HDU 4006 the kth great number (Data Structure _ SBT)

Question link: http://acm.hdu.edu.cn/showproblem.php? PID = 1, 4006

Question:
Given N operations, there are two types of operations: insert and query the k-th largest number. N <= 1000000

Solution: Because this question has not been deleted, it becomes very simple. You only need to maintain a small top heap with a size of K.

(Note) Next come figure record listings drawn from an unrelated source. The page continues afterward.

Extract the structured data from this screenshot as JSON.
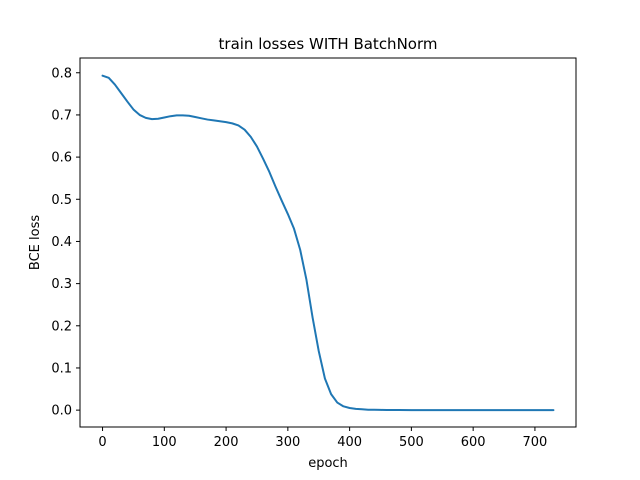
{
  "chart_data": {
    "type": "line",
    "title": "train losses WITH BatchNorm",
    "xlabel": "epoch",
    "ylabel": "BCE loss",
    "xlim": [
      -36.5,
      766.5
    ],
    "ylim": [
      -0.04,
      0.835
    ],
    "xticks": [
      0,
      100,
      200,
      300,
      400,
      500,
      600,
      700
    ],
    "yticks": [
      0.0,
      0.1,
      0.2,
      0.3,
      0.4,
      0.5,
      0.6,
      0.7,
      0.8
    ],
    "ytick_labels": [
      "0.0",
      "0.1",
      "0.2",
      "0.3",
      "0.4",
      "0.5",
      "0.6",
      "0.7",
      "0.8"
    ],
    "grid": false,
    "line_color": "#1f77b4",
    "series": [
      {
        "x": [
          0,
          10,
          20,
          30,
          40,
          50,
          60,
          70,
          80,
          90,
          100,
          110,
          120,
          130,
          140,
          150,
          160,
          170,
          180,
          190,
          200,
          210,
          220,
          230,
          240,
          250,
          260,
          270,
          280,
          290,
          300,
          310,
          320,
          330,
          340,
          350,
          360,
          370,
          380,
          390,
          400,
          410,
          420,
          430,
          440,
          450,
          460,
          480,
          500,
          550,
          600,
          650,
          700,
          730
        ],
        "y": [
          0.793,
          0.788,
          0.772,
          0.752,
          0.732,
          0.713,
          0.7,
          0.693,
          0.69,
          0.691,
          0.694,
          0.697,
          0.699,
          0.699,
          0.698,
          0.695,
          0.692,
          0.689,
          0.687,
          0.685,
          0.683,
          0.68,
          0.675,
          0.665,
          0.648,
          0.625,
          0.596,
          0.565,
          0.53,
          0.497,
          0.465,
          0.43,
          0.38,
          0.31,
          0.22,
          0.14,
          0.075,
          0.038,
          0.018,
          0.009,
          0.005,
          0.003,
          0.002,
          0.001,
          0.001,
          0.0005,
          0.0003,
          0.0002,
          0.0001,
          0.0001,
          0.0001,
          0.0001,
          0.0001,
          0.0001
        ]
      }
    ]
  }
}
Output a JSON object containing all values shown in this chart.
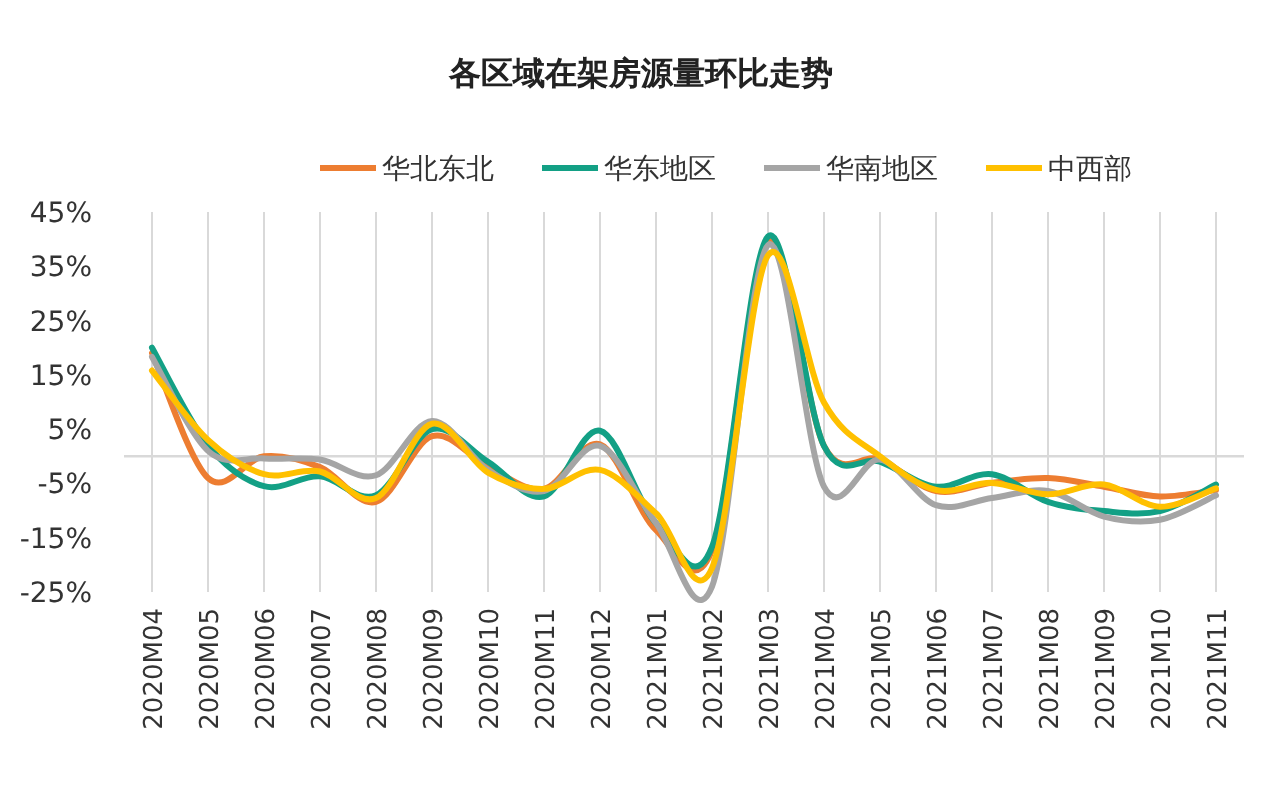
{
  "chart_data": {
    "type": "line",
    "title": "各区域在架房源量环比走势",
    "categories": [
      "2020M04",
      "2020M05",
      "2020M06",
      "2020M07",
      "2020M08",
      "2020M09",
      "2020M10",
      "2020M11",
      "2020M12",
      "2021M01",
      "2021M02",
      "2021M03",
      "2021M04",
      "2021M05",
      "2021M06",
      "2021M07",
      "2021M08",
      "2021M09",
      "2021M10",
      "2021M11"
    ],
    "series": [
      {
        "name": "华北东北",
        "color": "#ed7d31",
        "values": [
          19,
          -4,
          0,
          -2,
          -8.4,
          3.7,
          -1.9,
          -6,
          2.2,
          -13.6,
          -17.3,
          39.5,
          1.9,
          -0.6,
          -6.4,
          -4.9,
          -4,
          -5.6,
          -7.4,
          -6.2
        ]
      },
      {
        "name": "华东地区",
        "color": "#13a085",
        "values": [
          20,
          2,
          -5.5,
          -3.7,
          -7.2,
          5,
          -1,
          -7.4,
          4.7,
          -12.3,
          -16.7,
          40.5,
          1.9,
          -1,
          -5.6,
          -3.3,
          -8.4,
          -10.1,
          -10.1,
          -5.2
        ]
      },
      {
        "name": "华南地区",
        "color": "#a5a5a5",
        "values": [
          18.3,
          1,
          -0.4,
          -0.6,
          -3.5,
          6.5,
          -2.5,
          -6.4,
          1.9,
          -12.3,
          -24,
          38.9,
          -5.6,
          -0.6,
          -9,
          -7.7,
          -6.4,
          -11.1,
          -11.7,
          -7.2
        ]
      },
      {
        "name": "中西部",
        "color": "#ffc000",
        "values": [
          15.8,
          3,
          -3.3,
          -2.8,
          -7.7,
          6,
          -3,
          -6,
          -2.5,
          -10.5,
          -20.6,
          37,
          9.9,
          0,
          -6.2,
          -4.9,
          -7,
          -5.2,
          -9.3,
          -5.9
        ]
      }
    ],
    "ylim": [
      -25,
      45
    ],
    "yticks": [
      {
        "value": 45,
        "label": "45%"
      },
      {
        "value": 35,
        "label": "35%"
      },
      {
        "value": 25,
        "label": "25%"
      },
      {
        "value": 15,
        "label": "15%"
      },
      {
        "value": 5,
        "label": "5%"
      },
      {
        "value": -5,
        "label": "-5%"
      },
      {
        "value": -15,
        "label": "-15%"
      },
      {
        "value": -25,
        "label": "-25%"
      }
    ],
    "grid": "x",
    "legend": "top"
  }
}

However, if there is a delete operation, it becomes more complicated. So I wrote this question using SBT, and I wrote it twice in anger. I wrote it three more times tomorrow evening at half past ten, gold, there is nothing to say about the test template.

Test data:

8 3
I 1
I 2
I 3
Q
I 5
Q
I 4
Q

C producer code:

#include <stdio.h>#include <string.h>#define MAX 1000010int n,m;struct SBT {int left,right,size,key;void Init() {left = right = 0;size = 1;}}a[MAX];int tot,root;void left_rotate(int &t) {int k = a[t].right;a[t].right = a[k].left;a[k].left = t;a[k].size = a[t].size;a[t].size = a[a[t].left].size + a[a[t].right].size + 1;t = k;}void right_rotate(int &t) {int k = a[t].left;a[t].left = a[k].right;a[k].right = t;a[k].size = a[t].size;a[t].size = a[a[t].left].size + a[a[t].right].size + 1;t = k;}void maintain(int &t,int flag) {if (flag == 0) {if (a[a[a[t].left].left].size > a[a[t].right].size) right_rotate(t);else if (a[a[a[t].left].right].size > a[a[t].right].size)left_rotate(a[t].left),right_rotate(t);else return;}else {if (a[a[a[t].right].right].size > a[a[t].left].size)left_rotate(t);else if (a[a[a[t].right].left].size > a[a[t].left].size)right_rotate(a[t].right),left_rotate(t);else return;}maintain(a[t].left,0);maintain(a[t].right,1);maintain(t,0);maintain(t,1);}void insert(int &t,int v) {if (t == 0)t = ++tot,a[t].Init(),a[t].key = v;else {a[t].size++;if (v < a[t].key)insert(a[t].left,v);else insert(a[t].right,v);maintain(t,v>=a[t].key);}}int del(int &t,int v) {if (!t) return 0;a[t].size--;if (v == a[t].key || v < a[t].key && !a[t].left|| v > a[t].key && !a[t].right) {if (a[t].left && a[t].right) {int p = del(a[t].left,v+1);a[t].key = a[p].key;return p;}else {int p = t;t = a[t].left + a[t].right;return p;}}else return del(v<a[t].key?a[t].left:a[t].right,v);}int find(int t,int k) {if (k <= a[a[t].left].size)return find(a[t].left,k);if (k > a[a[t].left].size + 1)return find(a[t].right,k-a[a[t].left].size-1);return a[t].key;}int main(){int i,j,k;while (scanf("%d%d",&n,&m) != EOF) {tot = root = 0;char ope[10];while (n--) {scanf("%s",ope);if (ope[0] == 'I') {scanf("%d",&k);insert(root,k);}else printf("%d\n",find(root,a[root].size+1-m));}}}

This article is original in zeroclock, but it can be reproduced, because we are brothers.